初期段階で。切断後約14時間で、ヒレは近位から遠位の位置に成長し始めます。要約すると、私たちの結果は、切断が創傷収縮を引き起こし、細胞の押し出しを促進するために不可欠である可能性があることを示しています。

プロセスが完了すると、フィンの再生が始まります。発達ヒレの成長が起こっているようです。このプロセスとは無関係に、生きたゼブラフィッシュの幼生を用いて組織修復のダイナミックな過程を観察できる方法を提示しました。

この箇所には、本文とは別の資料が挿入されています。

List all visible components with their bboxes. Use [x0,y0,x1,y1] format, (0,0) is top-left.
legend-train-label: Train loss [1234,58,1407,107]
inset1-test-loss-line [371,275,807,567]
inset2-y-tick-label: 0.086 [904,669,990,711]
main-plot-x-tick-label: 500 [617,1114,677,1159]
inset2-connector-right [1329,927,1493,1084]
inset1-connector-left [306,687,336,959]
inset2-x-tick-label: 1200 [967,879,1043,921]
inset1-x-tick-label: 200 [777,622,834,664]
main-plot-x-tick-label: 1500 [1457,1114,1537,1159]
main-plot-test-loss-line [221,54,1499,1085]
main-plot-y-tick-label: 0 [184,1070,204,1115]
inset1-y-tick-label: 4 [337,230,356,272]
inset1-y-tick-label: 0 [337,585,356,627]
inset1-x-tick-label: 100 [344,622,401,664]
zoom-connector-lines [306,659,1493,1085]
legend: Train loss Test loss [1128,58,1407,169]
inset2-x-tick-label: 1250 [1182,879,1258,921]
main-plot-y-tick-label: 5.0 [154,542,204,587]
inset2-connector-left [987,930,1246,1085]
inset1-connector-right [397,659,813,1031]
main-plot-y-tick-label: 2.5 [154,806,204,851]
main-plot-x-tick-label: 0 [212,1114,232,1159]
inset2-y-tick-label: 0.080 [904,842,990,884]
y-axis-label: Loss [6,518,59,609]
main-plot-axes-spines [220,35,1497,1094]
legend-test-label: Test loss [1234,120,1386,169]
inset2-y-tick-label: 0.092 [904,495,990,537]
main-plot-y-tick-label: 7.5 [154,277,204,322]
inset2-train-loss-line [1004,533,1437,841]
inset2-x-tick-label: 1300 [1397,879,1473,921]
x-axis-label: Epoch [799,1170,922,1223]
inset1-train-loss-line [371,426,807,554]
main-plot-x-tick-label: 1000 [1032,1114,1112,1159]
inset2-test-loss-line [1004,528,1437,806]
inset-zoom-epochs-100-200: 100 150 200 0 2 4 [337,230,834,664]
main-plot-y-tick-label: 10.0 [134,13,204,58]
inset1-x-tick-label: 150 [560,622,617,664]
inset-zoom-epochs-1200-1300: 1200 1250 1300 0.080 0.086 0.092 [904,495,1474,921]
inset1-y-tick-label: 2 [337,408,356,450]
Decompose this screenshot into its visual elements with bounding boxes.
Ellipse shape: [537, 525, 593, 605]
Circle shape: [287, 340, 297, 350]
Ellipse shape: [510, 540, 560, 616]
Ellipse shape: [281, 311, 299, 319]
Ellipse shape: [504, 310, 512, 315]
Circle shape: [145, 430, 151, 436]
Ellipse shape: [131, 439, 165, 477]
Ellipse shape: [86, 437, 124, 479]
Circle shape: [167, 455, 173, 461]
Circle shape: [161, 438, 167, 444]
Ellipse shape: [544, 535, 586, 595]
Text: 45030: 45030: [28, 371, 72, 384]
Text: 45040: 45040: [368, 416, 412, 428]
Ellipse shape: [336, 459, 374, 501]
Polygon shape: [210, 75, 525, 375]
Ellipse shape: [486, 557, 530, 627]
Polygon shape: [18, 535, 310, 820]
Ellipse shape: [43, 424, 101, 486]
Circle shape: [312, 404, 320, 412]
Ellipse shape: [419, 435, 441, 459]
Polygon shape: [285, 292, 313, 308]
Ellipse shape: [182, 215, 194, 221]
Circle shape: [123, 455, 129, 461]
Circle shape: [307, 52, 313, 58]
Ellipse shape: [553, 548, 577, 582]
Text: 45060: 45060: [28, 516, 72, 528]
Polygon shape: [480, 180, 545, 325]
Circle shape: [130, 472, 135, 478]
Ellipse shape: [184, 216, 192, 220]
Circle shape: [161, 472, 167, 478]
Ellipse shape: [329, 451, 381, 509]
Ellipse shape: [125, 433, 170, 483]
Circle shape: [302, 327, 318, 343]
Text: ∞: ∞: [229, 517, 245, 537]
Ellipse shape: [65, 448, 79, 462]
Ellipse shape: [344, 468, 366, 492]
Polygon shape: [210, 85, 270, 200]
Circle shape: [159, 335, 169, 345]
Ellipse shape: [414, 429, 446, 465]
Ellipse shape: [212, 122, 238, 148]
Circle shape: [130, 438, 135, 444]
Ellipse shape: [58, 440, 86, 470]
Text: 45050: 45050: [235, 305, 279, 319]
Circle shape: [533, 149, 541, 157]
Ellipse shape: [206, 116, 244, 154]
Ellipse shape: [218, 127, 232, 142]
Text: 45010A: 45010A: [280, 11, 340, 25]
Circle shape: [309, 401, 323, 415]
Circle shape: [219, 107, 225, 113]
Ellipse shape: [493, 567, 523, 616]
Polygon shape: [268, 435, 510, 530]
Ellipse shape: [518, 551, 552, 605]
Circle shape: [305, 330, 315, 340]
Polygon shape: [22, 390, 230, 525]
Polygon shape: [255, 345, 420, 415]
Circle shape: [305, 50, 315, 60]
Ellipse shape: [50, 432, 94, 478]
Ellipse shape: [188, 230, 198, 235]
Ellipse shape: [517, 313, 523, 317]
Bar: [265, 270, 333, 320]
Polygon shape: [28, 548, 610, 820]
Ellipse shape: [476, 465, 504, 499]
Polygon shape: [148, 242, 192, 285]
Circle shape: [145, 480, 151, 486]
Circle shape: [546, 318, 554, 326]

この手順では、結果を最適化するためにテストした特定の側面が必要です。提示されたイメージング方法の明らかな利点は、CCDカメラとTimeLapseソフトウェアを装備した任意の実体顕微鏡に容易に適応できることです。また、より高価な共焦点イメージングシステムに代わる低コストの代替品を提供します。

この方法は蛍光や細胞検出を使用しませんが、シャッター制御の自動化システムとイメージング後のデコンボリューションソフトウェアを利用して、創傷の修復と再生のプロセスを細胞内分解能でさらに観察することで、そのようなアプリケーションに拡張できます。この方法により、学生は基本的な生物学的プロセス、基礎となる組織の修復と再生について理解を深めることができます。光学的な透明度と、胚性および幼生のゼブラフィッシュの使用の容易さ、およびあらゆる実体顕微鏡へのシステムの適応性により、教室で基本的な椎骨生物学を教えるのに適しています。